Просто потому Саша, будто разрешения спрашивая, аккуратно по талии тонкой вверх скользит, меж остро выступающих лопаток вырисовывает кривовато-любящее сердце — свое дарит. Запястье Лерино сжимает до хруста суставов, пока темный и почти просящий взгляд из-под ресниц ловит молча.
Прекратить бы обоим — пытка абсолютная и запрещенная.
Но какого-то черта Лера поддается и позволяет, а Саша о последствиях не думает и думать не хочет. Может, потому, что у каждого и Бог свой — даже если черт.
Даже если хриплое протяжное «Боже мой» и судорожно вцепившиеся в кожу пальцы не в сторону привычного всем образа обращены: любовь грехом считать, наверное, нельзя.
Впрочем, даже если грех — пусть так.
Сердце к сердцу: так близко, что бешеный перестук в ушах грохочет и всполохами молний под тонкими веками взрывается.
Все равно расплачиваться — терять нечего.
Зато есть кого.
Вселенская несправедливость оборачивается мучительной саднящей болью, разливающейся пьянящим винным по порезанным Сашиным губам, и напрочь сбитым дыханием — горячее и горящее исцелованное смуглое тело на белоснежном постельном что на снегу.
А снег за окном искрится серебряными звездочками, и черничное небо окончательно проглатывает последний ломтик алеющего заката вместе с остатками самообладания.
Наверное, в их случае это правильно: слишком долго играли друг с другом и Вселенной в кошки-мышки. Хотя и квартирная нора площадью в тридцать квадратов не спасет — пойманы окончательно.

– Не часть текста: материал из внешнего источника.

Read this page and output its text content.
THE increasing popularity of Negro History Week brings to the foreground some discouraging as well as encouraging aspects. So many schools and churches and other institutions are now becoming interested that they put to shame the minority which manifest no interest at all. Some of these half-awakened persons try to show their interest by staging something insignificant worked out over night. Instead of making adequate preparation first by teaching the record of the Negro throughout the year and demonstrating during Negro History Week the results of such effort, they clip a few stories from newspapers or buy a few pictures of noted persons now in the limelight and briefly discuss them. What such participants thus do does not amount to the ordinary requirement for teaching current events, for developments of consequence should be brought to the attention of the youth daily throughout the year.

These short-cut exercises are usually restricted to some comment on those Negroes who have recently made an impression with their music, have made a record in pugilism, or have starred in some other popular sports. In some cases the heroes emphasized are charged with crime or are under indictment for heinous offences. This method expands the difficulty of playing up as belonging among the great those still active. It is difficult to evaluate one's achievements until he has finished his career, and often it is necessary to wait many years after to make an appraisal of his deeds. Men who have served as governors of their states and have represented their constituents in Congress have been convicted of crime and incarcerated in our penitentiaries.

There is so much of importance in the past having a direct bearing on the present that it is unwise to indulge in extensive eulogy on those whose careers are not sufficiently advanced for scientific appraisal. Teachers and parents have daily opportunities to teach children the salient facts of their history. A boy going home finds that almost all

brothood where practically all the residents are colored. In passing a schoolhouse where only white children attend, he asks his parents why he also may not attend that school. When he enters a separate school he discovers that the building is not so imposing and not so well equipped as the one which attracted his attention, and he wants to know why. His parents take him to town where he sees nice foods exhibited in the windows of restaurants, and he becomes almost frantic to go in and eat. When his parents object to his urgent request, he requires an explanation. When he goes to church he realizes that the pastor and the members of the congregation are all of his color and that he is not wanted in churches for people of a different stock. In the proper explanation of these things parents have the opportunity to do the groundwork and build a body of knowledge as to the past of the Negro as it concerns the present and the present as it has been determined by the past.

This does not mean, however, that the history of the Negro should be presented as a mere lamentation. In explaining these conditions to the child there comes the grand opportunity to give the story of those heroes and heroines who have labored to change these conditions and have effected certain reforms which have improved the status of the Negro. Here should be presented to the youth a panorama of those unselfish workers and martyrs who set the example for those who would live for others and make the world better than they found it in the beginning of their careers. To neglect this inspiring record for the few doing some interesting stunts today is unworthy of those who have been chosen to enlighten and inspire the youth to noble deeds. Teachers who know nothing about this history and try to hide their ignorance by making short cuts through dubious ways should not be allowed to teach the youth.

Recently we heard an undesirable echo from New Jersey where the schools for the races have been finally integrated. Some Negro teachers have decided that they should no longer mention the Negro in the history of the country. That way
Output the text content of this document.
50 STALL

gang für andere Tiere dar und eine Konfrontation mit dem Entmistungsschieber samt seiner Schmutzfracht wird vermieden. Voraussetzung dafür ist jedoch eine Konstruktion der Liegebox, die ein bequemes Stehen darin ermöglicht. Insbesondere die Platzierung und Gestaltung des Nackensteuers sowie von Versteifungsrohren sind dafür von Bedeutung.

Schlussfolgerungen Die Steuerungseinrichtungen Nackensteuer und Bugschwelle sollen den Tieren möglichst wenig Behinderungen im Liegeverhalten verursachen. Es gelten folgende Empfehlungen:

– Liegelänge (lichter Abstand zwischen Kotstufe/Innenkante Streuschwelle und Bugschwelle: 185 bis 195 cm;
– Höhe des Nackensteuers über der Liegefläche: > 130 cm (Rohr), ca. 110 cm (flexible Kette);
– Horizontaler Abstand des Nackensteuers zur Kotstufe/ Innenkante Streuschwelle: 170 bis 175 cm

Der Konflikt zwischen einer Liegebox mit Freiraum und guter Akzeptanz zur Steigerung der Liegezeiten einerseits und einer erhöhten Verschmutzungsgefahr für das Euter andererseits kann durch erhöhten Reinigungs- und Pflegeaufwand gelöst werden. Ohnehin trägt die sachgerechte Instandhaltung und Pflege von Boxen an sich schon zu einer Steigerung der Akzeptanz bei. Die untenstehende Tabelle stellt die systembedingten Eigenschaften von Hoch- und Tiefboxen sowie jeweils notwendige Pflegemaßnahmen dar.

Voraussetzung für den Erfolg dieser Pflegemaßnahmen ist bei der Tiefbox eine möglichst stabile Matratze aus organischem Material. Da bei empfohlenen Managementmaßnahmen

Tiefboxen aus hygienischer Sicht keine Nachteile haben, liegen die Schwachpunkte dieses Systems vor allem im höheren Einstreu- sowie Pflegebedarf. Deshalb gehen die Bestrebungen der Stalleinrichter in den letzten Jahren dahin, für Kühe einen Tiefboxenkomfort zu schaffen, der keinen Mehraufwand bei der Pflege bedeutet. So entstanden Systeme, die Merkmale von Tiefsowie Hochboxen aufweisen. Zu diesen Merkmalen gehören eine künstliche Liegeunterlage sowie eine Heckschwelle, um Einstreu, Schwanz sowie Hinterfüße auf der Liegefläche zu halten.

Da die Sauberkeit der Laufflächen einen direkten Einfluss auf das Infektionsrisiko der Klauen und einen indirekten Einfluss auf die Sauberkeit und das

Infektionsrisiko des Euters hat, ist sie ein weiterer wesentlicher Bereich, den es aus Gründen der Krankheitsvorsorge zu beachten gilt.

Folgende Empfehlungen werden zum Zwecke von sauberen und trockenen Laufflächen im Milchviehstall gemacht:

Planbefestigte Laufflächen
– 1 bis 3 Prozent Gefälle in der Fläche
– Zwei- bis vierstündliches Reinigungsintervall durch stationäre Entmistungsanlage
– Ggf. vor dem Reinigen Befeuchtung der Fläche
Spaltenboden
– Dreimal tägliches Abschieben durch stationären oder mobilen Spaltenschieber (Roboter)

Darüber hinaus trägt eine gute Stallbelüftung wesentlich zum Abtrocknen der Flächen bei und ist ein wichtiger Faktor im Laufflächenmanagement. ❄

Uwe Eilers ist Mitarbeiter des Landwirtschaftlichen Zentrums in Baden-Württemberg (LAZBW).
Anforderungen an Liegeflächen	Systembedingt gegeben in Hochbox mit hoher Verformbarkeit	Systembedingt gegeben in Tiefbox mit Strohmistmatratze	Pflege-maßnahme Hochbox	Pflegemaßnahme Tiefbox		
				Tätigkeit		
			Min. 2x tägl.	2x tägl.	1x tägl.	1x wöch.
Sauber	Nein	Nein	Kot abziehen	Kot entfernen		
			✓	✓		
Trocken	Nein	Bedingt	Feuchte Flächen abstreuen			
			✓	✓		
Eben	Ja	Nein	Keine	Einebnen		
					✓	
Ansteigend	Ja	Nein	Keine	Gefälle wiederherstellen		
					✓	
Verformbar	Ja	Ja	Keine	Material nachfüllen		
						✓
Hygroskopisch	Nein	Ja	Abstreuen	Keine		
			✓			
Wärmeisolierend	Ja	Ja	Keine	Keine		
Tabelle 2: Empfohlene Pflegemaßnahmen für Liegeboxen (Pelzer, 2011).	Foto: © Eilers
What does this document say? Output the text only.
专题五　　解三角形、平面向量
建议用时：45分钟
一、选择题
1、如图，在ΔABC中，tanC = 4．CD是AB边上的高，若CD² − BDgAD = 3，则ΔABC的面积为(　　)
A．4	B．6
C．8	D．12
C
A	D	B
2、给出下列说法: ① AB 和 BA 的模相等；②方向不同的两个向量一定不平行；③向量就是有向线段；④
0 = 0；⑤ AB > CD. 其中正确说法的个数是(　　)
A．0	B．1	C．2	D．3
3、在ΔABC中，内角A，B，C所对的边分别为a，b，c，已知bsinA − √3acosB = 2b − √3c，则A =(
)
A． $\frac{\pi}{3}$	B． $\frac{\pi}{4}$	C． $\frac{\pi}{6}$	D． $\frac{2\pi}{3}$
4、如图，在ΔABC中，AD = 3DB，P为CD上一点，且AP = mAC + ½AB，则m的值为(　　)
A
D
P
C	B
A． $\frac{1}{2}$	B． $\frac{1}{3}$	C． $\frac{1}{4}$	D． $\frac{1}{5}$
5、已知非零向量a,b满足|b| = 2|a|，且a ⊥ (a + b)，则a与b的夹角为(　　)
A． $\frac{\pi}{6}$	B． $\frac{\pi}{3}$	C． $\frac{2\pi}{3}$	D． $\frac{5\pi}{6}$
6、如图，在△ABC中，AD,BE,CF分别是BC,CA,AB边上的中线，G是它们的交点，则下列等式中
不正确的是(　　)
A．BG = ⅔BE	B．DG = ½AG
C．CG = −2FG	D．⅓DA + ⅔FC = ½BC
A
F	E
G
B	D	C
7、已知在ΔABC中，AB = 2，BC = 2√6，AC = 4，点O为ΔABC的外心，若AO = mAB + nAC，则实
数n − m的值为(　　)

Капкан зажимается вместе с крепко-нежно сжатым горлом, широко распахнутыми едва не светящимися в темноте янтарными глазами кошачьего разреза, опальными огнями темных синяков и парой бордовых капелек, сорвавшихся на грудь и выше — прямо на розовый цветок на гладкой коже.
Не насилие — любовь.
//
Лера просыпается поздно и без давно позабытого чувства присутствия в квартире кого-то еще — в первую минуту кажется, просто сон. Только вот мелкие сине-вишневые следы по шее вполне реальной тупой не-болью отдают.
Лера, думается ей, такая же глупая: мысленно проклинает себя за слабость, усаживаясь на кровати и растрепанные спутавшиеся волосы пальцами расчесывая.
Слабость Сашина кровоподтеком застыла где-то у ключиц, запятнав цветочек между, но Лера грязной себя не чувствует — исполнила и исполнилось.
Сбежать хочется, только чтобы не видеть последствий. Как минимум из квартиры, как максимум — от себя самой. Забывает, что в собственном доме находится.
А вот что сказать, когда Саша в комнате появляется — не находится вообще.
— Привет, солнце, — за аккуратно задернутыми уже утром и не Лерой шторами пасмурно и вьюжно, но это и неважно.
— Привет, — поспешно в одеяло заматывается: кокон, внутри которого — бабочка прекрасная.
— Как ты? — внимательные серые подмечают и нервно закушенные губы, и сжатые до впившихся в ладонь ногтей кулаки, и испуганно скользящий по темной футболке сумбурный взгляд — на неприлично красивое Сашино лицо смотреть боязно.
Лере по всем правилам бы вскочить, извиниться и вежливо двери вслед закрыть насовсем, но Вселенную слушать она не хочет: приказам не повинуется. Резко встряхивает рыжей копной волос, взбунтовавшись:
«Отъебись», — Вселенной.
— Хорошо, — Саше кротко улыбается и все еще опасливо глаза поднимает выше.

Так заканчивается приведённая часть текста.